D’après mon expérience, vous avez des «gens des gens» et des «gens de trucs», et je pense que le chevauchement entre ces groupes est léger. En gros, vous pouvez dire : la personne sociable est extravertie, elle aime passer du temps avec les autres, de préférence à travers des conversations animées, des jeux de société et des blagues sur ses collègues. Les choses sont d’une importance secondaire pour l’être humain; ce sont des objets, des moyens, des ustensiles. Le bourreau, en revanche, est introverti. Après avoir interagi avec les gens, un temps de récupération est nécessaire et les conversations tenues sont répétées mentalement au moins trois fois par la suite, pour vérifier si la personne a dit quelque chose de gênant (ce qui est toujours le cas). Le bourreau se sent souvent plus en sécurité avec des trucs. Après tout, les choses ne peuvent pas soudainement vous dire quelque chose de mal, elles ne peuvent pas vous quitter ou vous rejeter, elles ne peuvent pas mourir. Ils peuvent s’user ou se casser. Donc, tout ce qui vous est demandé, c’est que vous en preniez bien soin. Certaines personnes prennent cette tâche si au sérieux que cela affecte leur vie.

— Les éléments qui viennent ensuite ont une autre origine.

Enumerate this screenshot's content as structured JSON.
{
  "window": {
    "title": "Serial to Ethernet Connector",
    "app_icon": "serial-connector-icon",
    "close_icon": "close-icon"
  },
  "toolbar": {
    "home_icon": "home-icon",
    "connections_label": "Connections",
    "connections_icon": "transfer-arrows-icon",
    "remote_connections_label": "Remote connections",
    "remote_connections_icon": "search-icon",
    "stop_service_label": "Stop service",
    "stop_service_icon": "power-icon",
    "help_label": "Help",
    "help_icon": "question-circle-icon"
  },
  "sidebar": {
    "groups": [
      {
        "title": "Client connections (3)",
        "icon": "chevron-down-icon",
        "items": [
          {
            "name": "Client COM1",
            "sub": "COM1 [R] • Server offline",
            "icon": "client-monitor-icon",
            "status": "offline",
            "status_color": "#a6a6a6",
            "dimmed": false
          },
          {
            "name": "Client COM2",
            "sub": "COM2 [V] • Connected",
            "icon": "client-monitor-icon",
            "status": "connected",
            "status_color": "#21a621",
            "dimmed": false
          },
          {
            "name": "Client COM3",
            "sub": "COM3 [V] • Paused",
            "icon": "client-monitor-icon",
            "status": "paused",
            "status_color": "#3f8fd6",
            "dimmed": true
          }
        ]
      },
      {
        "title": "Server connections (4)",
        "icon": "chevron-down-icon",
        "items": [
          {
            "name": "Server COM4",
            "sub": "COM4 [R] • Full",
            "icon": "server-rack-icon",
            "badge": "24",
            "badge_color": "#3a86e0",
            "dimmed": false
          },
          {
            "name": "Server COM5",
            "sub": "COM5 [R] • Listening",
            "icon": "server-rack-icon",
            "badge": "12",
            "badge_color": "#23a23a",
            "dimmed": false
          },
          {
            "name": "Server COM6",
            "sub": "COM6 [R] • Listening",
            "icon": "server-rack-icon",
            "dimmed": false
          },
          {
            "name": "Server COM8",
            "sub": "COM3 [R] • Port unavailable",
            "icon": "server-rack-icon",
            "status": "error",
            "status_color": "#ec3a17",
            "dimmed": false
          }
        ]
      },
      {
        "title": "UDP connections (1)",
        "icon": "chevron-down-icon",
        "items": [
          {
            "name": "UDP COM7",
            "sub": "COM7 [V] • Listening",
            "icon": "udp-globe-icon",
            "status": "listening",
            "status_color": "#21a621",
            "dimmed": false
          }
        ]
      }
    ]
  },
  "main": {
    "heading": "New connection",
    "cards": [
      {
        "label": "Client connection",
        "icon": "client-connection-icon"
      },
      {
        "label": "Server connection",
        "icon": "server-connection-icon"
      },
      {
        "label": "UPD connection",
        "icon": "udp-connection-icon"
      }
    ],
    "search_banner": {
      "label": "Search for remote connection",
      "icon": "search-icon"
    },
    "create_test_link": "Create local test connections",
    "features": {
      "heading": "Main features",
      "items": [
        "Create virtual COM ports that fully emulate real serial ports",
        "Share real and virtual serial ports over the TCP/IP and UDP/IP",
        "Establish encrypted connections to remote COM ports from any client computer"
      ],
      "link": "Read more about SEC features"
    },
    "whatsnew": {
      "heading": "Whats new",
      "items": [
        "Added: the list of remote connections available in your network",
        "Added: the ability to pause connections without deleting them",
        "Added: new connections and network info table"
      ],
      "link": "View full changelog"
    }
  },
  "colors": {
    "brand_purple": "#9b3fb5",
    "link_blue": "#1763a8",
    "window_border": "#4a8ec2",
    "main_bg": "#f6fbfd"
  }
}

Ce qui m’amène aux housses de protection en plastique. En Europe, mais certainement aux États-Unis, depuis les années 1970, décennie où le plastique a été sacré matériau le plus utilisé sur terre, une véritable industrie a émergé dans ce domaine. Aux Pays-Bas, vous pouvez déjà trouver une housse en plastique pour votre canapé pour 3 euros et 75 centimes. Amazon.com propose plus de 40 000 housses en plastique pour meubles, l’épaisseur varie de 1,6 à 2 mm. Et il existe des centaines de magasins qui fabriquent des couvertures personnalisées. Dans un épisode de la série documentaire essayiste Comment faire avec John Wilson (HBO), un must absolu, Wilson (une sorte de Louis Theroux socialement imparfait) rend visite à un certain nombre de personnes qui ont fait emballer tous leurs meubles dans du plastique. Tout d’abord, Wilson parle à un homme moustachu d’une soixantaine d’années vêtu d’une chemise à carreaux, qui est assis pontificalement sur un canapé enveloppé du début du siècle. Le plastique grince quand il bouge. « Cette couverture est en place depuis quarante ans », dit fièrement l’homme. Il est tellement satisfait de son beau canapé qu’il n’a pas senti ou touché le tissu depuis quarante ans.
Wilson rend alors visite à une famille dont les meubles (chaises et bancs aux pieds recourbés et assises en velours blanc) sont fabriqués en Italie, puis stratifiés à New York. Ces couvertures sont également rarement, voire jamais, retirées. « Le plus important, c’est la protection des meubles », explique le père. Sa femme et sa fille, qui auraient pu espérer qu’autre chose serait la chose la plus importante, se tiennent à côté de lui. « Pour qu’ils soient encore bons dans quarante ou cinquante ans. » Dans un accès d’audace sans précédent, la fille décide de retirer la housse d’une chaise : le tissu est d’un blanc pur, sans tache. Ensuite, le chien s’assoit dessus. Quelques minutes plus tard, un petit morceau de bois manque au dossier. « Est-ce que cela vient d’arriver? » demande John Wilson. Le père devient blanc.
Les dernières personnes que Wilson visite : une femme blonde aux soins esthétiques et son mari terne. Elle a une paire de chaussures Christian Louboutin (500 $ – 3 000 $ la paire) qu’elle ne portera jamais sous aucune circonstance, elle les garde sous un dôme dans le salon. « Qui veut que quelque chose soit abîmé ou cassé ? », se demande à haute voix son mari. « Quand ça n’a plus de sens. »
John Wilson lui-même a acheté un certain nombre de poupées The Matrix il y a un peu plus de vingt ans, elles sont toutes encore dans leur emballage d’origine. Inexplicablement, les poupées valent moins maintenant qu’elles ne valaient à l’époque. Je me souviens de poupées que j’aimais tellement que je ne m’en servais presque pas ; d’habitude je les nommais maréchal ou empereur, ils s’asseyaient quelque part au loin et donnaient des ordres. Curieusement, je me souviens à peine de ces poupées. Mais les marionnettes que j’avais l’habitude de sortir du hangar, qui faisaient partie de chaque line-up pour une bataille, qui se sont usées et raidies, elles sont encore très claires dans mon esprit.
Les personnes qui utilisent des meubles en plastique ont une leçon importante à nous apprendre : trop d’amour peut vous limiter ou vous paralyser. Les choses ne perdent pas leur sens lorsqu’elles sont utilisées, au contraire. Parfois, l’usure est un signe d’amour.